Reinforcement Learning per Controllo di Sistemi Meccatronici

- The objective of this thesis work, made in collaboration with Siemens Digital Industry Software, is to investigate the applicability of Reinforcement Learning techniques for the control of complex systems and to try to understand how the choice of different algorithms and hyperparameters affect their performance. Being a relatively innovative application of this technology, there is no certainity that this will work as expected, nor a clear method to proceed towards the optimization of the algorithms. - In the first part of the paper, the theoretical elements required to understand the operating principles of Reinforcement Learning are presented, together with the differences between the three most used algorithms in this work. Later, the main tools used during the activities are illustrated, in particular the mechatronic systems development software Simcenter Amesim, used to model the physical systems to be controlled, and the generative design software Simcenter Studio, used to write and execute code in Python language that, with the help of special libraries dedicated to Reinforcement Learning, allows to simulate in interoperability with Amesim the effects of the implementation of any control algorithm on a physical 1D model. Subsequently, the results of some simulations are presented, in particular: • a first study on the model of an inverted pendulum on cart, on which the performance of the classic PID feedback control is compared to a Q-Learning algorithm; • a second study carried out on the model of an elevator for civil use, in which we try to compare the effectiveness of two other Reinforcement Learning algorithms which are Deep Q-Learning (or DQN) and the DDPG. In practice, after having carefully prepared the Python code to perform the desired simulations, we want to analyze the ability of the control system to follow the setpoints when varying the algorithm and the parameters that the latter uses during the learning process. Various combinations will be analysed, trying to deduce with an experimental approach what are the effects of the various parameters on the goodness of control and also try to define what could be the best compromise to reach the set objectives.
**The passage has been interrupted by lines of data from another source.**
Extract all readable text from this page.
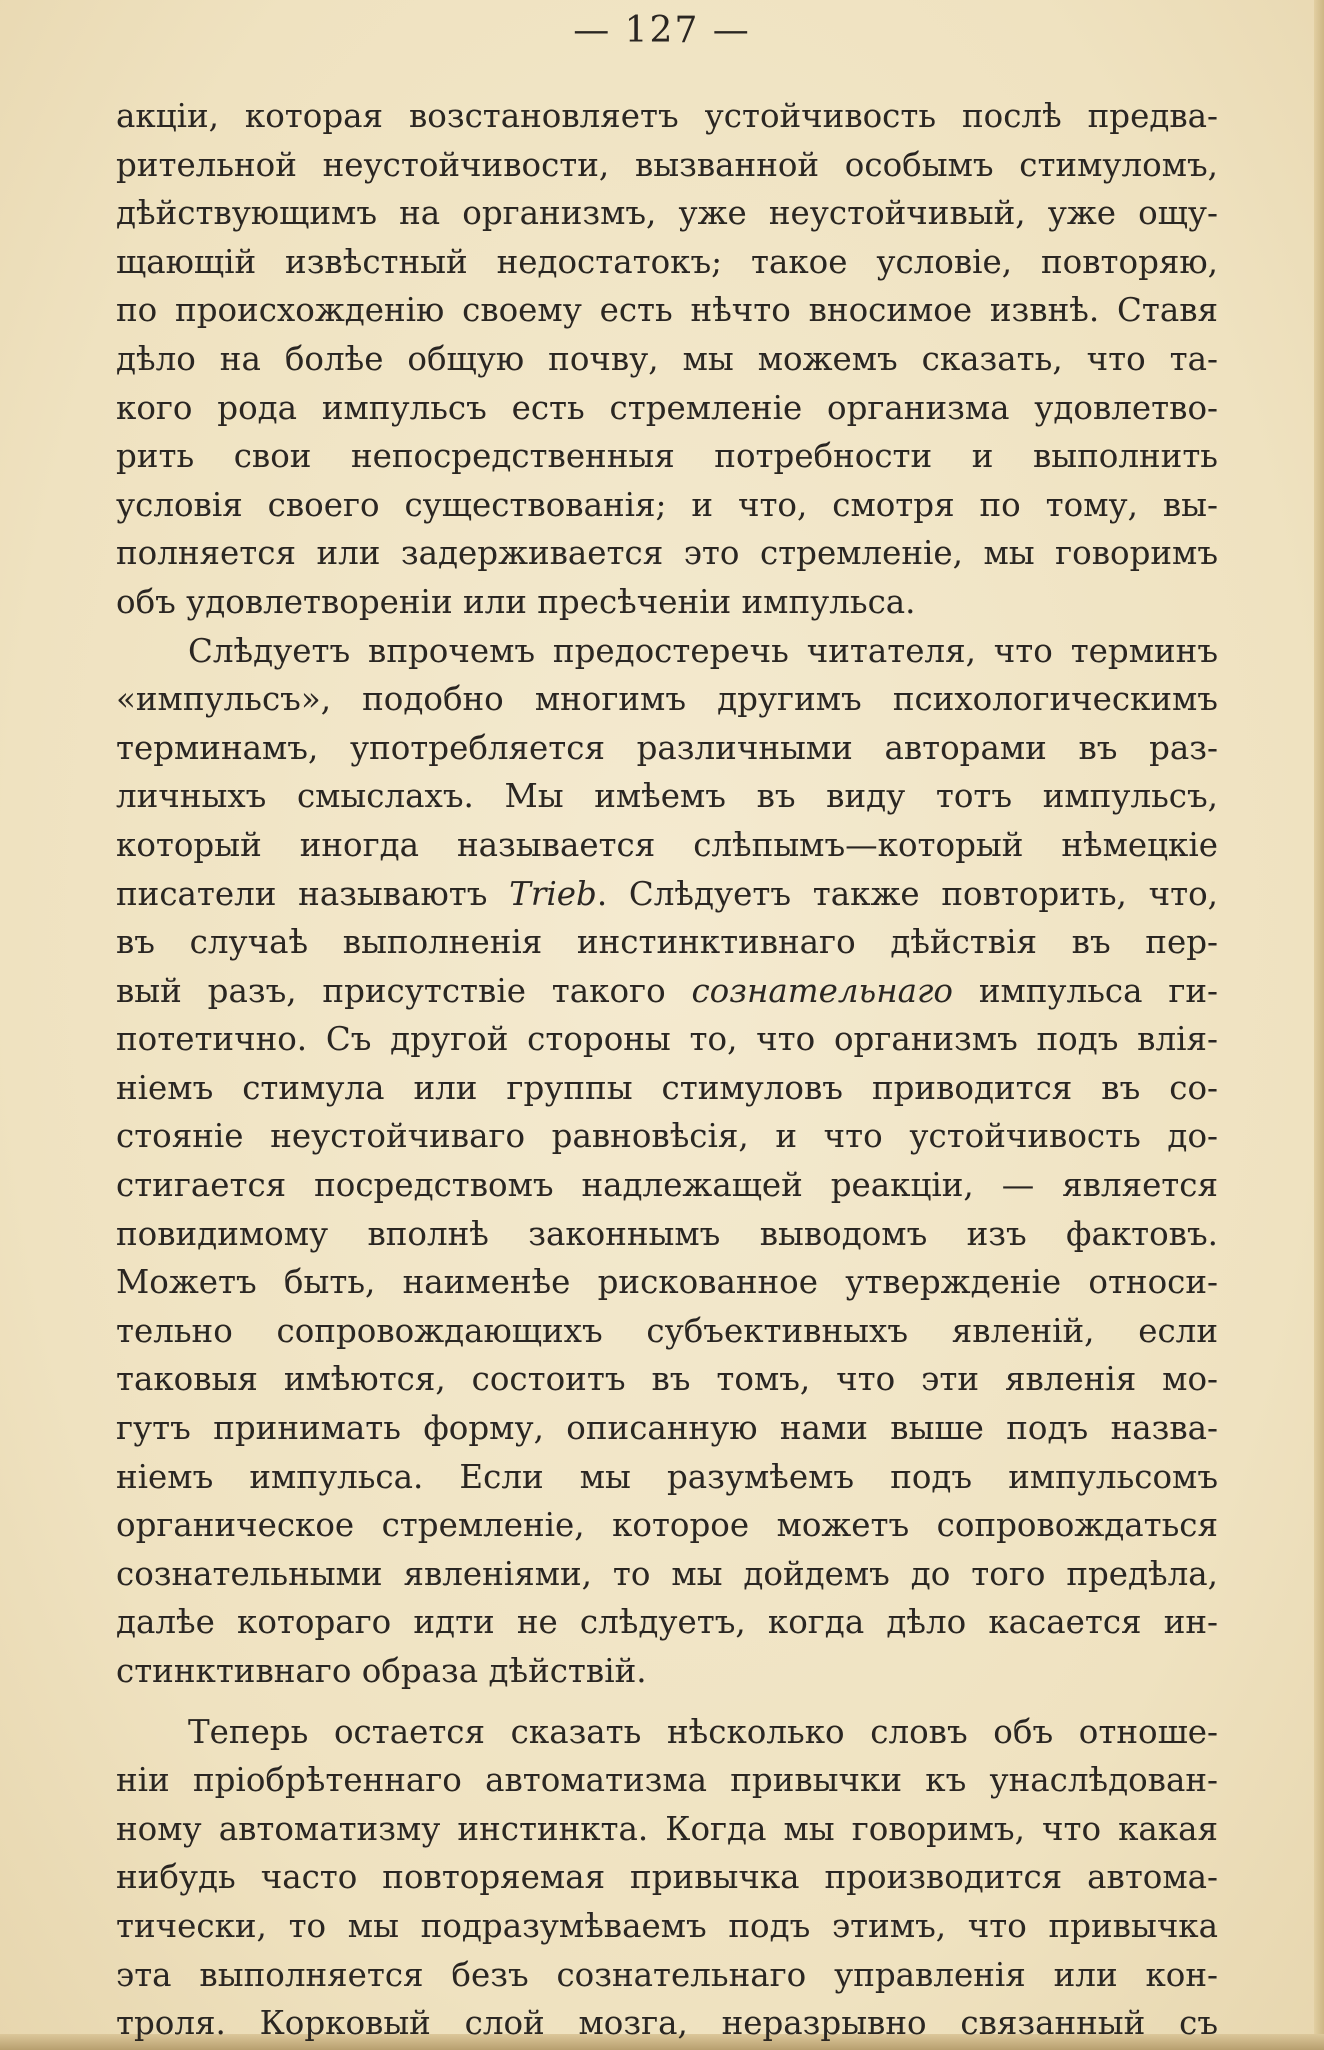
— 127 —
акціи, которая возстановляетъ устойчивость послѣ предва-
рительной неустойчивости, вызванной особымъ стимуломъ,
дѣйствующимъ на организмъ, уже неустойчивый, уже ощу-
щающій извѣстный недостатокъ; такое условіе, повторяю,
по происхожденію своему есть нѣчто вносимое извнѣ. Ставя
дѣло на болѣе общую почву, мы можемъ сказать, что та-
кого рода импульсъ есть стремленіе организма удовлетво-
рить свои непосредственныя потребности и выполнить
условія своего существованія; и что, смотря по тому, вы-
полняется или задерживается это стремленіе, мы говоримъ
объ удовлетвореніи или пресѣченіи импульса.
Слѣдуетъ впрочемъ предостеречь читателя, что терминъ
«импульсъ», подобно многимъ другимъ психологическимъ
терминамъ, употребляется различными авторами въ раз-
личныхъ смыслахъ. Мы имѣемъ въ виду тотъ импульсъ,
который иногда называется слѣпымъ—который нѣмецкіе
писатели называютъ Trieb. Слѣдуетъ также повторить, что,
въ случаѣ выполненія инстинктивнаго дѣйствія въ пер-
вый разъ, присутствіе такого сознательнаго импульса ги-
потетично. Съ другой стороны то, что организмъ подъ влія-
ніемъ стимула или группы стимуловъ приводится въ со-
стояніе неустойчиваго равновѣсія, и что устойчивость до-
стигается посредствомъ надлежащей реакціи, — является
повидимому вполнѣ законнымъ выводомъ изъ фактовъ.
Можетъ быть, наименѣе рискованное утвержденіе относи-
тельно сопровождающихъ субъективныхъ явленій, если
таковыя имѣются, состоитъ въ томъ, что эти явленія мо-
гутъ принимать форму, описанную нами выше подъ назва-
ніемъ импульса. Если мы разумѣемъ подъ импульсомъ
органическое стремленіе, которое можетъ сопровождаться
сознательными явленіями, то мы дойдемъ до того предѣла,
далѣе котораго идти не слѣдуетъ, когда дѣло касается ин-
стинктивнаго образа дѣйствій.
Теперь остается сказать нѣсколько словъ объ отноше-
ніи пріобрѣтеннаго автоматизма привычки къ унаслѣдован-
ному автоматизму инстинкта. Когда мы говоримъ, что какая
нибудь часто повторяемая привычка производится автома-
тически, то мы подразумѣваемъ подъ этимъ, что привычка
эта выполняется безъ сознательнаго управленія или кон-
троля. Корковый слой мозга, неразрывно связанный съ
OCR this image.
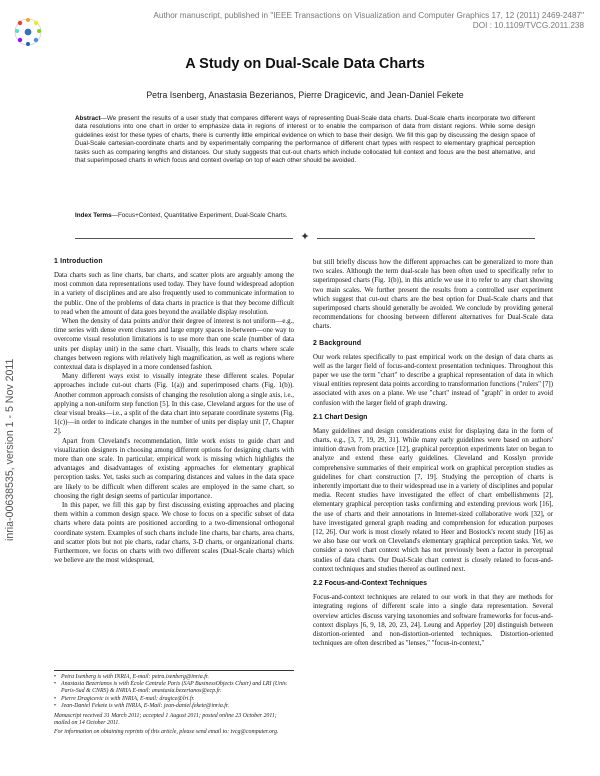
Author manuscript, published in "IEEE Transactions on Visualization and Computer Graphics 17, 12 (2011) 2469-2487"
DOI : 10.1109/TVCG.2011.238
inria-00638535, version 1 - 5 Nov 2011
A Study on Dual-Scale Data Charts
Petra Isenberg, Anastasia Bezerianos, Pierre Dragicevic, and Jean-Daniel Fekete

Abstract—We present the results of a user study that compares different ways of representing Dual-Scale data charts. Dual-Scale charts incorporate two different data resolutions into one chart in order to emphasize data in regions of interest or to enable the comparison of data from distant regions. While some design guidelines exist for these types of charts, there is currently little empirical evidence on which to base their design. We fill this gap by discussing the design space of Dual-Scale cartesian-coordinate charts and by experimentally comparing the performance of different chart types with respect to elementary graphical perception tasks such as comparing lengths and distances. Our study suggests that cut-out charts which include collocated full context and focus are the best alternative, and that superimposed charts in which focus and context overlap on top of each other should be avoided.

Index Terms—Focus+Context, Quantitative Experiment, Dual-Scale Charts.

✦
1 Introduction

Data charts such as line charts, bar charts, and scatter plots are arguably among the most common data representations used today. They have found widespread adoption in a variety of disciplines and are also frequently used to communicate information to the public. One of the problems of data charts in practice is that they become difficult to read when the amount of data goes beyond the available display resolution.

When the density of data points and/or their degree of interest is not uniform—e.g., time series with dense event clusters and large empty spaces in-between—one way to overcome visual resolution limitations is to use more than one scale (number of data units per display unit) in the same chart. Visually, this leads to charts where scale changes between regions with relatively high magnification, as well as regions where contextual data is displayed in a more condensed fashion.

Many different ways exist to visually integrate these different scales. Popular approaches include cut-out charts (Fig. 1(a)) and superimposed charts (Fig. 1(b)). Another common approach consists of changing the resolution along a single axis, i.e., applying a non-uniform step function [5]. In this case, Cleveland argues for the use of clear visual breaks—i.e., a split of the data chart into separate coordinate systems (Fig. 1(c))—in order to indicate changes in the number of units per display unit [7, Chapter 2].

Apart from Cleveland's recommendation, little work exists to guide chart and visualization designers in choosing among different options for designing charts with more than one scale. In particular, empirical work is missing which highlights the advantages and disadvantages of existing approaches for elementary graphical perception tasks. Yet, tasks such as comparing distances and values in the data space are likely to be difficult when different scales are employed in the same chart, so choosing the right design seems of particular importance.

In this paper, we fill this gap by first discussing existing approaches and placing them within a common design space. We chose to focus on a specific subset of data charts where data points are positioned according to a two-dimensional orthogonal coordinate system. Examples of such charts include line charts, bar charts, area charts, and scatter plots but not pie charts, radar charts, 3-D charts, or organizational charts. Furthermore, we focus on charts with two different scales (Dual-Scale charts) which we believe are the most widespread,

but still briefly discuss how the different approaches can be generalized to more than two scales. Although the term dual-scale has been often used to specifically refer to superimposed charts (Fig. 1(b)), in this article we use it to refer to any chart showing two main scales. We further present the results from a controlled user experiment which suggest that cut-out charts are the best option for Dual-Scale charts and that superimposed charts should generally be avoided. We conclude by providing general recommendations for choosing between different alternatives for Dual-Scale data charts.

2 Background

Our work relates specifically to past empirical work on the design of data charts as well as the larger field of focus-and-context presentation techniques. Throughout this paper we use the term "chart" to describe a graphical representation of data in which visual entities represent data points according to transformation functions ("rulers" [7]) associated with axes on a plane. We use "chart" instead of "graph" in order to avoid confusion with the larger field of graph drawing.

2.1 Chart Design

Many guidelines and design considerations exist for displaying data in the form of charts, e.g., [3, 7, 19, 29, 31]. While many early guidelines were based on authors' intuition drawn from practice [12], graphical perception experiments later on began to analyze and extend these early guidelines. Cleveland and Kosslyn provide comprehensive summaries of their empirical work on graphical perception studies as guidelines for chart construction [7, 19]. Studying the perception of charts is inherently important due to their widespread use in a variety of disciplines and popular media. Recent studies have investigated the effect of chart embellishments [2], elementary graphical perception tasks confirming and extending previous work [16], the use of charts and their annotations in Internet-sized collaborative work [32], or have investigated general graph reading and comprehension for education purposes [12, 26]. Our work is most closely related to Heer and Bostock's recent study [16] as we also base our work on Cleveland's elementary graphical perception tasks. Yet, we consider a novel chart context which has not previously been a factor in perceptual studies of data charts. Our Dual-Scale chart context is closely related to focus-and-context techniques and studies thereof as outlined next.

2.2 Focus-and-Context Techniques

Focus-and-context techniques are related to our work in that they are methods for integrating regions of different scale into a single data representation. Several overview articles discuss varying taxonomies and software frameworks for focus-and-context displays [6, 9, 18, 20, 23, 24]. Leung and Apperley [20] distinguish between distortion-oriented and non-distortion-oriented techniques. Distortion-oriented techniques are often described as "lenses," "focus-in-context,"

• Petra Isenberg is with INRIA, E-mail: petra.isenberg@inria.fr.
• Anastasia Bezerianos is with École Centrale Paris (SAP BusinessObjects Chair) and LRI (Univ. Paris-Sud & CNRS) & INRIA E-mail: anastasia.bezerianos@ecp.fr.
• Pierre Dragicevic is with INRIA, E-mail: dragice@lri.fr.
• Jean-Daniel Fekete is with INRIA, E-Mail: jean-daniel.fekete@inria.fr.

Manuscript received 31 March 2011; accepted 1 August 2011; posted online 23 October 2011; mailed on 14 October 2011.

For information on obtaining reprints of this article, please send email to: tvcg@computer.org.
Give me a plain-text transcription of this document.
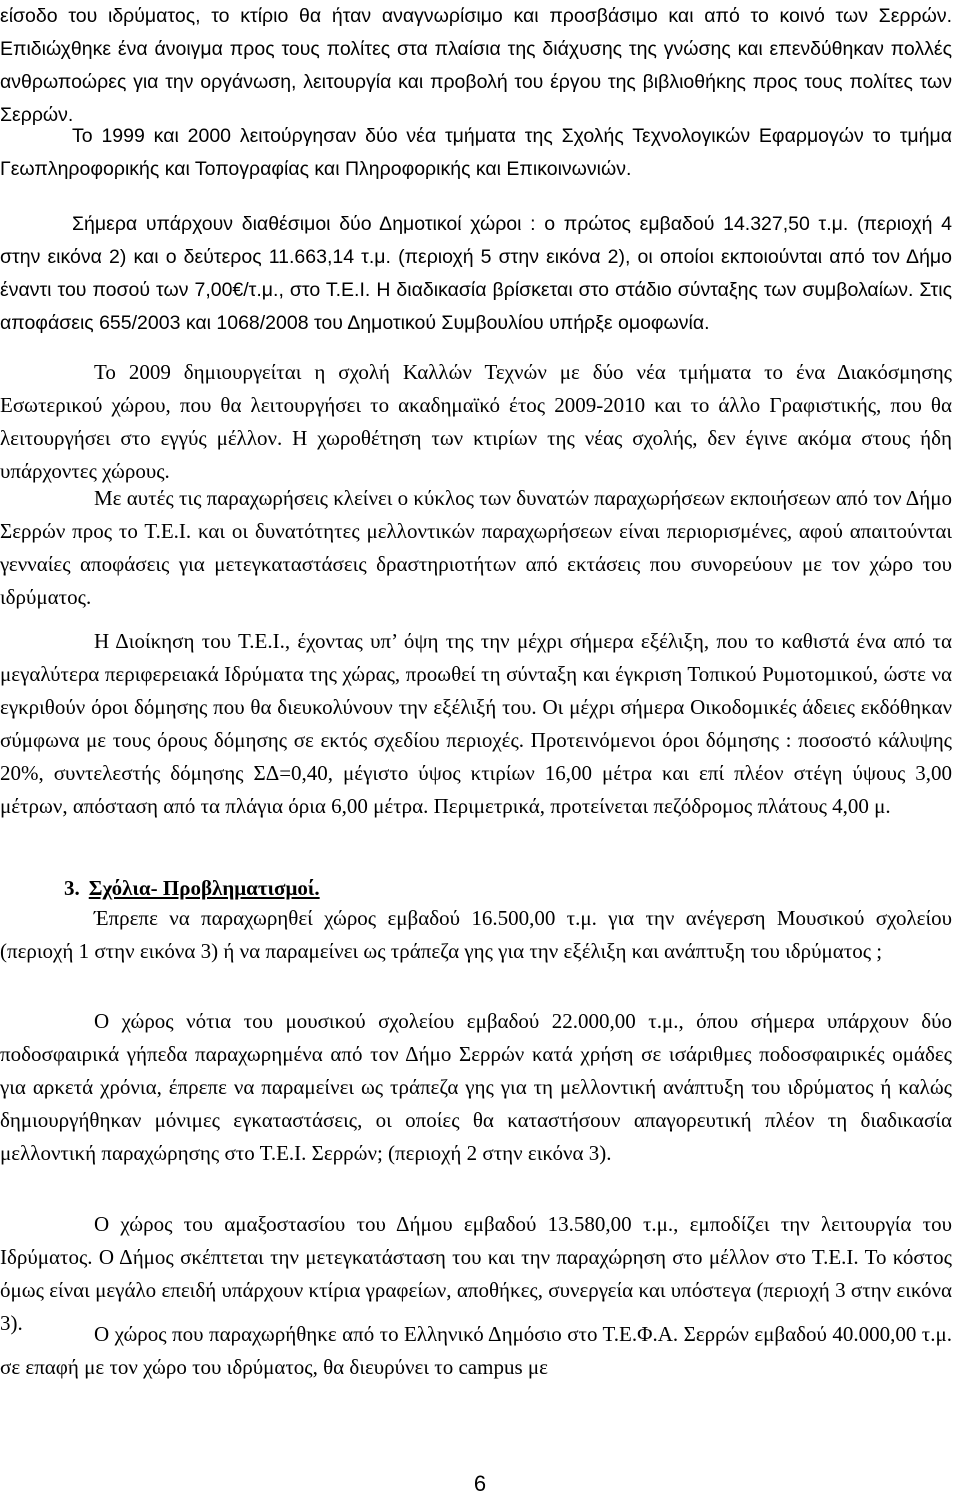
είσοδο του ιδρύματος, το κτίριο θα ήταν αναγνωρίσιμο και προσβάσιμο και από το κοινό των Σερρών. Επιδιώχθηκε ένα άνοιγμα προς τους πολίτες στα πλαίσια της διάχυσης της γνώσης και επενδύθηκαν πολλές ανθρωποώρες για την οργάνωση, λειτουργία και προβολή του έργου της βιβλιοθήκης προς τους πολίτες των Σερρών.

Το 1999 και 2000 λειτούργησαν δύο νέα τμήματα της Σχολής Τεχνολογικών Εφαρμογών το τμήμα Γεωπληροφορικής και Τοπογραφίας και Πληροφορικής και Επικοινωνιών.

Σήμερα υπάρχουν διαθέσιμοι δύο Δημοτικοί χώροι : ο πρώτος εμβαδού 14.327,50 τ.μ. (περιοχή 4 στην εικόνα 2) και ο δεύτερος 11.663,14 τ.μ. (περιοχή 5 στην εικόνα 2), οι οποίοι εκποιούνται από τον Δήμο έναντι του ποσού των 7,00€/τ.μ., στο Τ.Ε.Ι. Η διαδικασία βρίσκεται στο στάδιο σύνταξης των συμβολαίων. Στις αποφάσεις 655/2003 και 1068/2008 του Δημοτικού Συμβουλίου υπήρξε ομοφωνία.

Το 2009 δημιουργείται η σχολή Καλλών Τεχνών με δύο νέα τμήματα το ένα Διακόσμησης Εσωτερικού χώρου, που θα λειτουργήσει το ακαδημαϊκό έτος 2009-2010 και το άλλο Γραφιστικής, που θα λειτουργήσει στο εγγύς μέλλον. Η χωροθέτηση των κτιρίων της νέας σχολής, δεν έγινε ακόμα στους ήδη υπάρχοντες χώρους.

Με αυτές τις παραχωρήσεις κλείνει ο κύκλος των δυνατών παραχωρήσεων εκποιήσεων από τον Δήμο Σερρών προς το Τ.Ε.Ι. και οι δυνατότητες μελλοντικών παραχωρήσεων είναι περιορισμένες, αφού απαιτούνται γενναίες αποφάσεις για μετεγκαταστάσεις δραστηριοτήτων από εκτάσεις που συνορεύουν με τον χώρο του ιδρύματος.

Η Διοίκηση του Τ.Ε.Ι., έχοντας υπ’ όψη της την μέχρι σήμερα εξέλιξη, που το καθιστά ένα από τα μεγαλύτερα περιφερειακά Ιδρύματα της χώρας, προωθεί τη σύνταξη και έγκριση Τοπικού Ρυμοτομικού, ώστε να εγκριθούν όροι δόμησης που θα διευκολύνουν την εξέλιξή του. Οι μέχρι σήμερα Οικοδομικές άδειες εκδόθηκαν σύμφωνα με τους όρους δόμησης σε εκτός σχεδίου περιοχές. Προτεινόμενοι όροι δόμησης : ποσοστό κάλυψης 20%, συντελεστής δόμησης ΣΔ=0,40, μέγιστο ύψος κτιρίων 16,00 μέτρα και επί πλέον στέγη ύψους 3,00 μέτρων, απόσταση από τα πλάγια όρια 6,00 μέτρα. Περιμετρικά, προτείνεται πεζόδρομος πλάτους 4,00 μ.

3. Σχόλια- Προβληματισμοί.

Έπρεπε να παραχωρηθεί χώρος εμβαδού 16.500,00 τ.μ. για την ανέγερση Μουσικού σχολείου (περιοχή 1 στην εικόνα 3) ή να παραμείνει ως τράπεζα γης για την εξέλιξη και ανάπτυξη του ιδρύματος ;

Ο χώρος νότια του μουσικού σχολείου εμβαδού 22.000,00 τ.μ., όπου σήμερα υπάρχουν δύο ποδοσφαιρικά γήπεδα παραχωρημένα από τον Δήμο Σερρών κατά χρήση σε ισάριθμες ποδοσφαιρικές ομάδες για αρκετά χρόνια, έπρεπε να παραμείνει ως τράπεζα γης για τη μελλοντική ανάπτυξη του ιδρύματος ή καλώς δημιουργήθηκαν μόνιμες εγκαταστάσεις, οι οποίες θα καταστήσουν απαγορευτική πλέον τη διαδικασία μελλοντική παραχώρησης στο Τ.Ε.Ι. Σερρών; (περιοχή 2 στην εικόνα 3).

Ο χώρος του αμαξοστασίου του Δήμου εμβαδού 13.580,00 τ.μ., εμποδίζει την λειτουργία του Ιδρύματος. Ο Δήμος σκέπτεται την μετεγκατάσταση του και την παραχώρηση στο μέλλον στο Τ.Ε.Ι. Το κόστος όμως είναι μεγάλο επειδή υπάρχουν κτίρια γραφείων, αποθήκες, συνεργεία και υπόστεγα (περιοχή 3 στην εικόνα 3).	Ο χώρος που παραχωρήθηκε από το Ελληνικό Δημόσιο στο Τ.Ε.Φ.Α. Σερρών εμβαδού 40.000,00 τ.μ. σε επαφή με τον χώρο του ιδρύματος, θα διευρύνει το campus με

6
- L'obiettivo di questa tesi, svolta in collaborazione con Siemens Digital Industry Software, è quello di investigare l'applicabilità delle tecniche di Reinforcement Learning per il controllo di sistemi complessi e tentare di comprendere come la scelta di diversi algoritmi e parametri ne influenzino le prestazioni. Essendo un'applicazione relativamente innovativa di questa tecnologia non vi è a priori alcuna certezza di funzionamento, né un chiaro metodo di prosecuzione verso l'ottimizzazione degli algoritmi. - Nella prima parte dell'elaborato sono presentati in maniera non troppo approfondita gli elementi teorici necessari a comprendere i principi di funzionamento del Reinforcement Learning e le differenze tra i tre algoritmi maggiormente utilizzati in questo lavoro. A seguire vengono illustrati gli strumenti principali utilizzati durante le attività, in particolare il software di sviluppo di sistemi meccatronici Simcenter Amesim, utilizzato per modellare i sistemi fisici da controllare, ed il software di progettazione generativa Simcenter Studio, utilizzato per scrivere ed eseguire codice in linguaggio Python che, con l'aiuto di apposite librerie dedicate al Reinforcement Learning, consente di simulare in interoperabilità con Amesim gli effetti dell'attuazione di qualunque algoritmo di controllo su un modello fisico 1D. Successivamente si presentano gli esiti di alcune simulazioni, in particolare: • un primo studio eseguito sul modello di un pendolo inverso su carrello, in cui si comparano le prestazioni del classico controllo in retroazione PID ad un algoritmo Q-Learning; • un secondo studio eseguito sul modello di un ascensore per uso civile, in cui si cerca di comparare l'efficacia di due altri algoritmi di Reinforcement Learning che sono il Deep Q-Learning (o DQN) ed il DDPG. In pratica, dopo aver accuratamente preparato il codice Python per eseguire le simulazioni desiderate, si vuole analizzare la capacità del sistema di controllo a seguire i setpoint al variare dell'algoritmo scelto ed al variare dei parametri che quest'ultimo utilizza durante il processo di apprendimento. Si proveranno quindi svariate combinazioni, cercando di dedurre con un approccio sperimentale quali siano gli effetti dei vari parametri sulla bontà del controllo e anche provare a definire quale possa essere il miglior compromesso per raggiungere gli obiettivi impostati.